Airbus is entering 2008 well on its way to achieving one of the most troublesome targets in its Power8 cost-cutting plan - picking preferred bidders for six structures plants in France, Germany and the UK - but amid what looks like a political compromise to keep peace with politicians and unions.
The company has entered final negotiations with three of the companies on its shortlist of four: GKN will take over the wing manufacturing part of the Filton complex in Bristol, UK French firm Latecoere will run Meaulte and St Nazaire in a joint venture with Airbus MT Aerospace of Germany will take on Nordenham and Varel, as well as EADS Defence & Security's Augsburg facility, which makes 70% of its revenues from Airbus, also in a joint venture.
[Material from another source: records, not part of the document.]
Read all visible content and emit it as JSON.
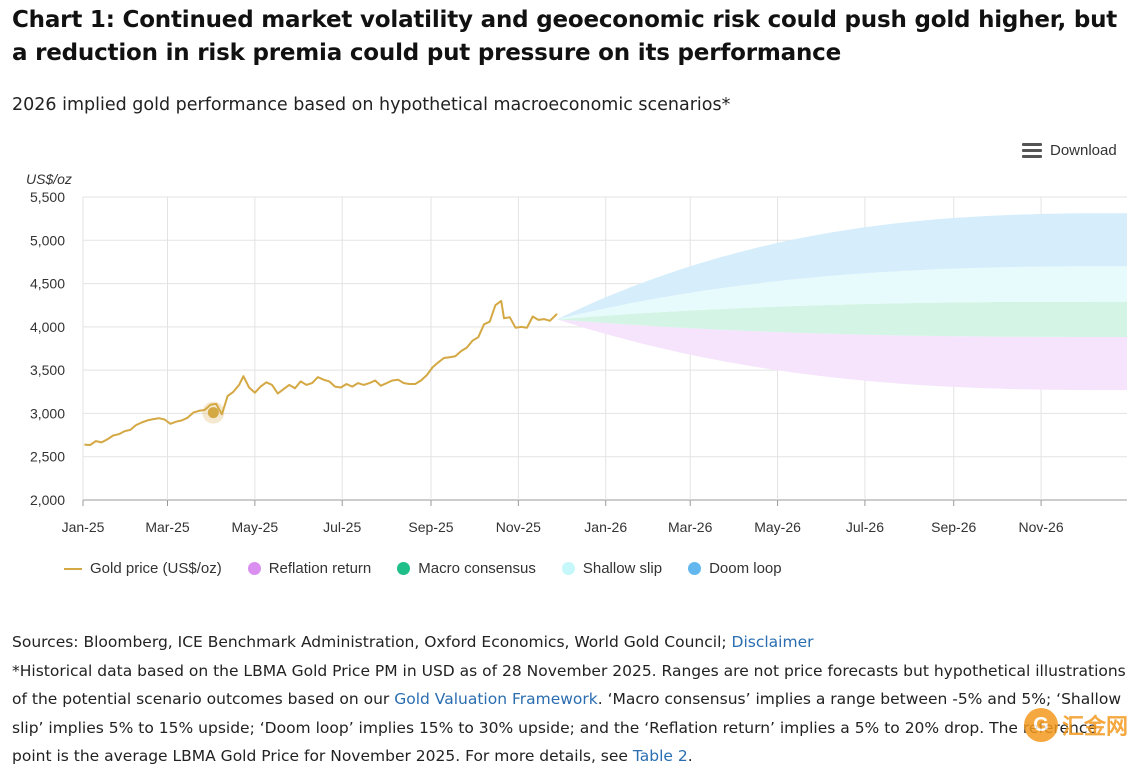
{
  "header": {
    "title": "Chart 1: Continued market volatility and geoeconomic risk could push gold higher, but a reduction in risk premia could put pressure on its performance",
    "subtitle": "2026 implied gold performance based on hypothetical macroeconomic scenarios*"
  },
  "toolbar": {
    "download_label": "Download",
    "download_icon": "hamburger-menu-icon"
  },
  "chart_data": {
    "type": "line",
    "ylabel": "US$/oz",
    "ylim": [
      2000,
      5500
    ],
    "yticks": [
      2000,
      2500,
      3000,
      3500,
      4000,
      4500,
      5000,
      5500
    ],
    "xlim": [
      "2025-01-01",
      "2026-12-31"
    ],
    "xticks": [
      {
        "date": "2025-01-01",
        "label": "Jan-25"
      },
      {
        "date": "2025-03-01",
        "label": "Mar-25"
      },
      {
        "date": "2025-05-01",
        "label": "May-25"
      },
      {
        "date": "2025-07-01",
        "label": "Jul-25"
      },
      {
        "date": "2025-09-01",
        "label": "Sep-25"
      },
      {
        "date": "2025-11-01",
        "label": "Nov-25"
      },
      {
        "date": "2026-01-01",
        "label": "Jan-26"
      },
      {
        "date": "2026-03-01",
        "label": "Mar-26"
      },
      {
        "date": "2026-05-01",
        "label": "May-26"
      },
      {
        "date": "2026-07-01",
        "label": "Jul-26"
      },
      {
        "date": "2026-09-01",
        "label": "Sep-26"
      },
      {
        "date": "2026-11-01",
        "label": "Nov-26"
      }
    ],
    "grid": true,
    "legend_position": "bottom-left",
    "series": [
      {
        "name": "Gold price (US$/oz)",
        "kind": "line",
        "color": "#d4a843",
        "points": [
          [
            "2025-01-02",
            2640
          ],
          [
            "2025-01-06",
            2635
          ],
          [
            "2025-01-10",
            2680
          ],
          [
            "2025-01-14",
            2665
          ],
          [
            "2025-01-18",
            2700
          ],
          [
            "2025-01-22",
            2745
          ],
          [
            "2025-01-26",
            2760
          ],
          [
            "2025-01-30",
            2795
          ],
          [
            "2025-02-03",
            2810
          ],
          [
            "2025-02-07",
            2865
          ],
          [
            "2025-02-11",
            2895
          ],
          [
            "2025-02-15",
            2920
          ],
          [
            "2025-02-19",
            2935
          ],
          [
            "2025-02-23",
            2945
          ],
          [
            "2025-02-27",
            2930
          ],
          [
            "2025-03-03",
            2880
          ],
          [
            "2025-03-07",
            2905
          ],
          [
            "2025-03-11",
            2920
          ],
          [
            "2025-03-15",
            2950
          ],
          [
            "2025-03-19",
            3010
          ],
          [
            "2025-03-23",
            3030
          ],
          [
            "2025-03-27",
            3040
          ],
          [
            "2025-03-31",
            3100
          ],
          [
            "2025-04-04",
            3110
          ],
          [
            "2025-04-08",
            2990
          ],
          [
            "2025-04-12",
            3200
          ],
          [
            "2025-04-16",
            3250
          ],
          [
            "2025-04-20",
            3330
          ],
          [
            "2025-04-23",
            3430
          ],
          [
            "2025-04-27",
            3300
          ],
          [
            "2025-05-01",
            3240
          ],
          [
            "2025-05-05",
            3310
          ],
          [
            "2025-05-09",
            3360
          ],
          [
            "2025-05-13",
            3330
          ],
          [
            "2025-05-17",
            3230
          ],
          [
            "2025-05-21",
            3280
          ],
          [
            "2025-05-25",
            3330
          ],
          [
            "2025-05-29",
            3290
          ],
          [
            "2025-06-02",
            3370
          ],
          [
            "2025-06-06",
            3330
          ],
          [
            "2025-06-10",
            3350
          ],
          [
            "2025-06-14",
            3420
          ],
          [
            "2025-06-18",
            3390
          ],
          [
            "2025-06-22",
            3370
          ],
          [
            "2025-06-26",
            3310
          ],
          [
            "2025-06-30",
            3300
          ],
          [
            "2025-07-04",
            3340
          ],
          [
            "2025-07-08",
            3310
          ],
          [
            "2025-07-12",
            3350
          ],
          [
            "2025-07-16",
            3330
          ],
          [
            "2025-07-20",
            3350
          ],
          [
            "2025-07-24",
            3380
          ],
          [
            "2025-07-28",
            3320
          ],
          [
            "2025-08-01",
            3350
          ],
          [
            "2025-08-05",
            3380
          ],
          [
            "2025-08-09",
            3390
          ],
          [
            "2025-08-13",
            3350
          ],
          [
            "2025-08-17",
            3340
          ],
          [
            "2025-08-21",
            3340
          ],
          [
            "2025-08-25",
            3380
          ],
          [
            "2025-08-29",
            3440
          ],
          [
            "2025-09-02",
            3530
          ],
          [
            "2025-09-06",
            3590
          ],
          [
            "2025-09-10",
            3640
          ],
          [
            "2025-09-14",
            3650
          ],
          [
            "2025-09-18",
            3660
          ],
          [
            "2025-09-22",
            3720
          ],
          [
            "2025-09-26",
            3760
          ],
          [
            "2025-09-30",
            3840
          ],
          [
            "2025-10-04",
            3880
          ],
          [
            "2025-10-08",
            4030
          ],
          [
            "2025-10-12",
            4060
          ],
          [
            "2025-10-16",
            4250
          ],
          [
            "2025-10-20",
            4300
          ],
          [
            "2025-10-22",
            4100
          ],
          [
            "2025-10-26",
            4110
          ],
          [
            "2025-10-30",
            3990
          ],
          [
            "2025-11-03",
            4000
          ],
          [
            "2025-11-07",
            3990
          ],
          [
            "2025-11-11",
            4120
          ],
          [
            "2025-11-15",
            4080
          ],
          [
            "2025-11-19",
            4090
          ],
          [
            "2025-11-23",
            4070
          ],
          [
            "2025-11-28",
            4150
          ]
        ]
      }
    ],
    "scenarios": [
      {
        "name": "Reflation return",
        "color": "#d98ef0",
        "fill": "#f5e4fc",
        "low_pct": -20,
        "high_pct": -5
      },
      {
        "name": "Macro consensus",
        "color": "#1fbf8a",
        "fill": "#d4f5e6",
        "low_pct": -5,
        "high_pct": 5
      },
      {
        "name": "Shallow slip",
        "color": "#b8f5f8",
        "fill": "#e7fbfc",
        "low_pct": 5,
        "high_pct": 15
      },
      {
        "name": "Doom loop",
        "color": "#62b8ee",
        "fill": "#d6eefb",
        "low_pct": 15,
        "high_pct": 30
      }
    ],
    "reference_point": {
      "date": "2025-11-28",
      "value": 4087
    },
    "highlight_point": {
      "date": "2025-04-02",
      "value": 3010
    },
    "scenario_end": "2026-12-31"
  },
  "footnote": {
    "sources_text": "Sources: Bloomberg, ICE Benchmark Administration, Oxford Economics, World Gold Council; ",
    "disclaimer_link": "Disclaimer",
    "note_part1": "*Historical data based on the LBMA Gold Price PM in USD as of 28 November 2025. Ranges are not price forecasts but hypothetical illustrations of the potential scenario outcomes based on our ",
    "framework_link": "Gold Valuation Framework",
    "note_part2": ". ‘Macro consensus’ implies a range between -5% and 5%; ‘Shallow slip’ implies 5% to 15% upside; ‘Doom loop’ implies 15% to 30% upside; and the ‘Reflation return’ implies a 5% to 20% drop. The reference point is the average LBMA Gold Price for November 2025. For more details, see ",
    "table_link": "Table 2",
    "note_end": "."
  },
  "watermark": {
    "text": "汇金网",
    "icon": "huijin-logo-icon"
  }
}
The decision to opt for home-grown buyers - and shun Canadian-owned Spirit AeroSystems, which owns the former Boeing structures plant in Wichita as well as former BAE facilities in the UK - suggests parent EADS may have caved in to pressure from Paris, Berlin and London to keep the sites under national ownership. Airbus also says keeping a "substantial minority shareholding" in the French and German factories allows it to "closely monitor the transition during the period of A350 XWB development and convergence of definition, while reducing substantially cash outlays". It will not "interfere in the majority shareholder's management of each plant".
At the same time, EADS will reveal, in the second week of January, its Vision 2020 strategy to reduce its dependency on Airbus and other platforms businesses. Chief executive Louis Gallois will make clear the European giant's determination to increase its foothold in North America, Asia and the Middle East, and in burgeoning areas such as product support, defence and security systems integration and services.
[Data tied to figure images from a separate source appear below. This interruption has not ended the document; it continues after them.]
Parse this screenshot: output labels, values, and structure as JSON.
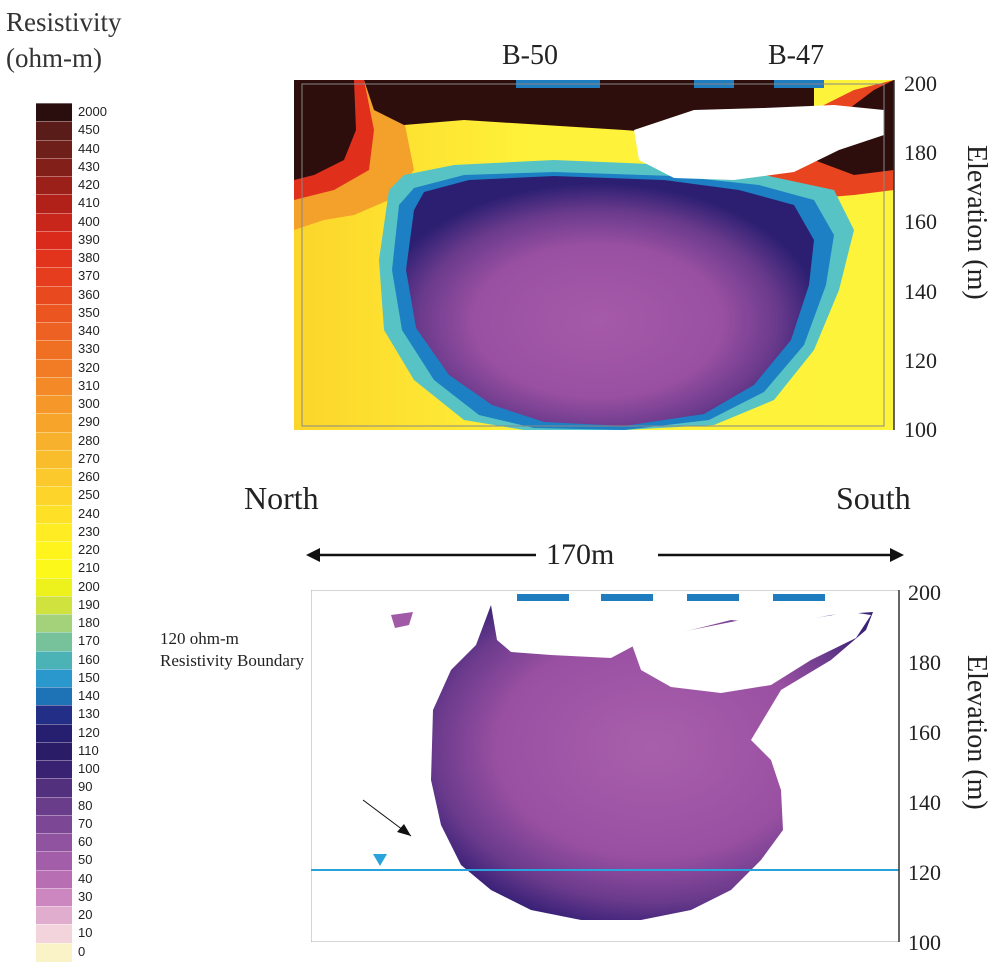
{
  "legend": {
    "title_line1": "Resistivity",
    "title_line2": "(ohm-m)",
    "labels": [
      "2000",
      "450",
      "440",
      "430",
      "420",
      "410",
      "400",
      "390",
      "380",
      "370",
      "360",
      "350",
      "340",
      "330",
      "320",
      "310",
      "300",
      "290",
      "280",
      "270",
      "260",
      "250",
      "240",
      "230",
      "220",
      "210",
      "200",
      "190",
      "180",
      "170",
      "160",
      "150",
      "140",
      "130",
      "120",
      "110",
      "100",
      "90",
      "80",
      "70",
      "60",
      "50",
      "40",
      "30",
      "20",
      "10",
      "0"
    ],
    "colors": [
      "#2a0d0d",
      "#5a1c18",
      "#6e1f1a",
      "#831f19",
      "#9b2019",
      "#b12119",
      "#c8251b",
      "#d92a1c",
      "#e2331c",
      "#e53d1e",
      "#e8491f",
      "#ea5520",
      "#ed6222",
      "#ef6f23",
      "#f17c25",
      "#f38a27",
      "#f59729",
      "#f6a52a",
      "#f8b12c",
      "#f9bd2c",
      "#fbc92c",
      "#fdd52a",
      "#fee127",
      "#ffec22",
      "#fff41c",
      "#fbf81a",
      "#eef21c",
      "#cfe23e",
      "#a3d27a",
      "#77c29a",
      "#4bb3b5",
      "#2a98cc",
      "#1e72b6",
      "#232f86",
      "#261f70",
      "#2b1c68",
      "#3a2272",
      "#52307e",
      "#6a3d8a",
      "#7c4896",
      "#8f53a0",
      "#a25ea9",
      "#b76eb3",
      "#cc87c0",
      "#e0adcf",
      "#f3d4dd",
      "#fbf3c8"
    ]
  },
  "top_section": {
    "borehole_labels": [
      "B-50",
      "B-47"
    ],
    "elevation_ticks": [
      "200",
      "180",
      "160",
      "140",
      "120",
      "100"
    ],
    "ylabel": "Elevation (m)"
  },
  "direction": {
    "north": "North",
    "south": "South",
    "distance": "170m"
  },
  "bottom_section": {
    "annotation_line1": "120 ohm-m",
    "annotation_line2": "Resistivity Boundary",
    "elevation_ticks": [
      "200",
      "180",
      "160",
      "140",
      "120",
      "100"
    ],
    "ylabel": "Elevation (m)",
    "water_table_color": "#29a3db"
  }
}
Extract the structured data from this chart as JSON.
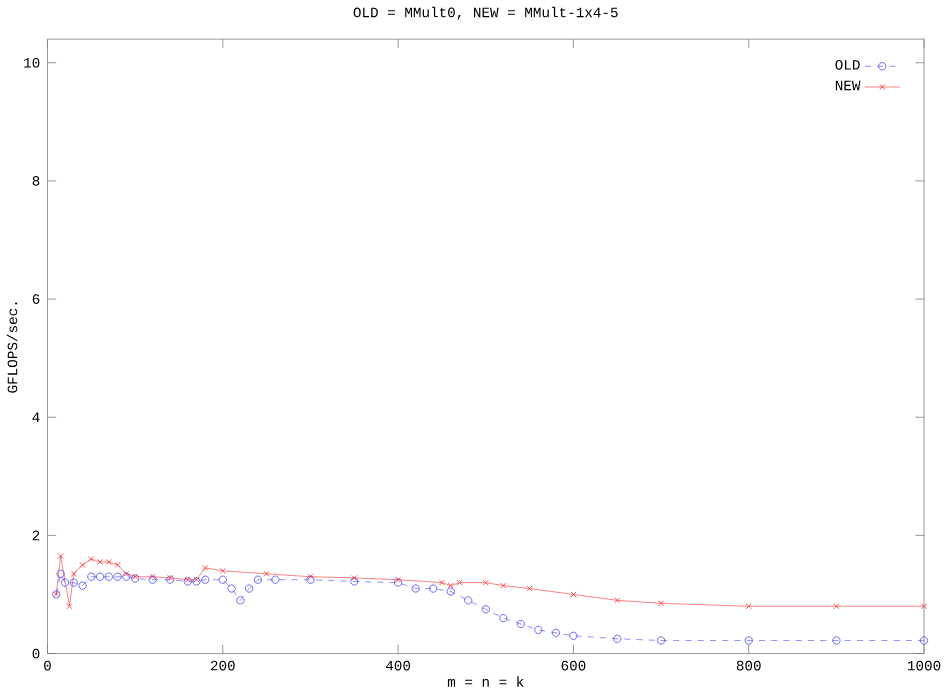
{
  "chart_data": {
    "type": "line",
    "title": "OLD = MMult0, NEW = MMult-1x4-5",
    "xlabel": "m = n = k",
    "ylabel": "GFLOPS/sec.",
    "xlim": [
      0,
      1000
    ],
    "ylim": [
      0,
      10.4
    ],
    "xticks": [
      0,
      200,
      400,
      600,
      800,
      1000
    ],
    "yticks": [
      0,
      2,
      4,
      6,
      8,
      10
    ],
    "legend": "top right",
    "grid": false,
    "series": [
      {
        "name": "OLD",
        "color": "#4a4aff",
        "marker": "circle",
        "line_style": "dashed",
        "x": [
          10,
          15,
          20,
          30,
          40,
          50,
          60,
          70,
          80,
          90,
          100,
          120,
          140,
          160,
          170,
          180,
          200,
          210,
          220,
          230,
          240,
          260,
          300,
          350,
          400,
          420,
          440,
          460,
          480,
          500,
          520,
          540,
          560,
          580,
          600,
          650,
          700,
          800,
          900,
          1000
        ],
        "values": [
          1.0,
          1.35,
          1.2,
          1.2,
          1.15,
          1.3,
          1.3,
          1.3,
          1.3,
          1.3,
          1.27,
          1.25,
          1.25,
          1.22,
          1.22,
          1.25,
          1.25,
          1.1,
          0.9,
          1.1,
          1.25,
          1.25,
          1.25,
          1.22,
          1.2,
          1.1,
          1.1,
          1.05,
          0.9,
          0.75,
          0.6,
          0.5,
          0.4,
          0.35,
          0.3,
          0.25,
          0.22,
          0.22,
          0.22,
          0.22
        ]
      },
      {
        "name": "NEW",
        "color": "#ff3030",
        "marker": "cross",
        "line_style": "solid",
        "x": [
          10,
          15,
          25,
          30,
          40,
          50,
          60,
          70,
          80,
          90,
          100,
          120,
          140,
          160,
          170,
          180,
          200,
          250,
          300,
          350,
          400,
          450,
          460,
          470,
          500,
          520,
          550,
          600,
          650,
          700,
          800,
          900,
          1000
        ],
        "values": [
          1.0,
          1.65,
          0.8,
          1.35,
          1.5,
          1.6,
          1.55,
          1.55,
          1.5,
          1.35,
          1.3,
          1.3,
          1.28,
          1.25,
          1.25,
          1.45,
          1.4,
          1.35,
          1.3,
          1.28,
          1.25,
          1.2,
          1.15,
          1.2,
          1.2,
          1.15,
          1.1,
          1.0,
          0.9,
          0.85,
          0.8,
          0.8,
          0.8
        ]
      }
    ]
  }
}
Both the sale of the structures plants and Vision 2020 are part of a long-term move to drag the seven-year-old EADS away from its origins as a Franco-German industrial "project" and become a systems integrator, able to offer a portfolio of products in the emerging markets of the East and almost impenetrable US defence and homeland security sector.
Selling the six structures plants - a seventh, Laupheim in Germany, which specialises in cabin interiors, was still under review last month - will shave about €1.8 billion ($2.6 billion) off Airbus's cost base (although Airbus will end up having to buy its former products). Some 9,400 employees, including 2,000 employed at Augsburg, will transfer to the new owners. About 1,800 staff working on wing components and subassembly - about a quarter of the Filton workforce - will end up alongside their former colleagues under GKN. Filton's other activities, which include landing gear design and A400M wing assembly, remain part of Airbus.
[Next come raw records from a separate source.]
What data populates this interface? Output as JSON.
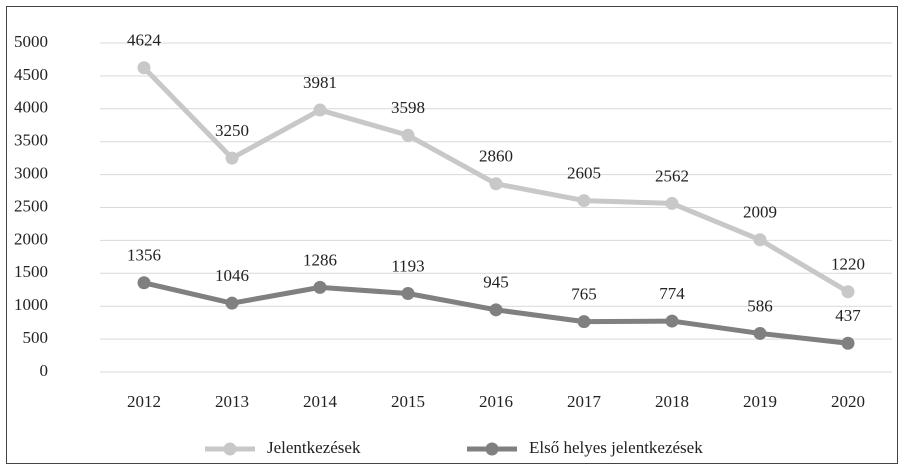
{
  "chart_data": {
    "type": "line",
    "categories": [
      "2012",
      "2013",
      "2014",
      "2015",
      "2016",
      "2017",
      "2018",
      "2019",
      "2020"
    ],
    "series": [
      {
        "name": "Jelentkezések",
        "color": "#c8c8c8",
        "values": [
          4624,
          3250,
          3981,
          3598,
          2860,
          2605,
          2562,
          2009,
          1220
        ]
      },
      {
        "name": "Első helyes jelentkezések",
        "color": "#808080",
        "values": [
          1356,
          1046,
          1286,
          1193,
          945,
          765,
          774,
          586,
          437
        ]
      }
    ],
    "ylim": [
      0,
      5000
    ],
    "yticks": [
      0,
      500,
      1000,
      1500,
      2000,
      2500,
      3000,
      3500,
      4000,
      4500,
      5000
    ],
    "grid": true,
    "legend": "bottom"
  }
}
Gallois says the move to build a "network of partners", allowing EADS to focus its resources on core activities. "It is a way to optimise Airbus's industrial set-up in the frame of the extended enterprise and helps EADS reduce financing needs in a period strained by conjunction of costly programmes and weak dollar uncertainty."
Airbus's vice-president of programmes and customer service, Tom Williams, responsible for Airbus UK, goes further. The wing subassembly element of Filton was facing a "creeping death" if it was not transferred out of Airbus, he says.
The factory sales will allow the new owners to build their composite expertise and target other airframers, as Spirit has done with its Wichita operation. GKN chief executive Sir Kevin Smith says: "Our vision for the Filton site will create a globally competitive UK centre of excellence for the design and manufacture of composite aircraft wing structures."
Latecoere president Francois Bertrand says the move is "excellent news for the French aerospace industry" and an endorsement by Airbus of the company's position as a major player in aerostructures.
In the grand scheme, Power8 is an urgent but small part of EADS's transformation from a company burdened by a huge legacy industrial cost base, made worse by the euro-dollar imbalance, into a nimble global player. However, if Airbus can conclude the sell-off of its factories by its mid-2008 target, it will be taken as a clear sign that the board under Gallois means business.
There remain many who doubt that EADS can pull it off. The group has had a strategy to break into the US market since its formation but - Eurocopter aside - has had little success, says the Teal Group's Richard Aboulafia. A major US acquisition is more appealing than a merger with Thales or Safran, "which would give EADS mass but come at the cost of vertical integration that doesn't spread the business into new sectors". But he believes suitable candidates are in short supply. The company's lack of cash - a result of investment in the A350 and delays on the A380 - is a problem at a time when airliner orders could start to slow.
Howard Wheeldon, chief strategist at BCG Partners, says the issue has more to do with EADS's origins. Government influence over decision-making "makes the whole investment model of EADS highly uncertain", he says. "Until governments are removed from the equation, it's not a truly commercial company."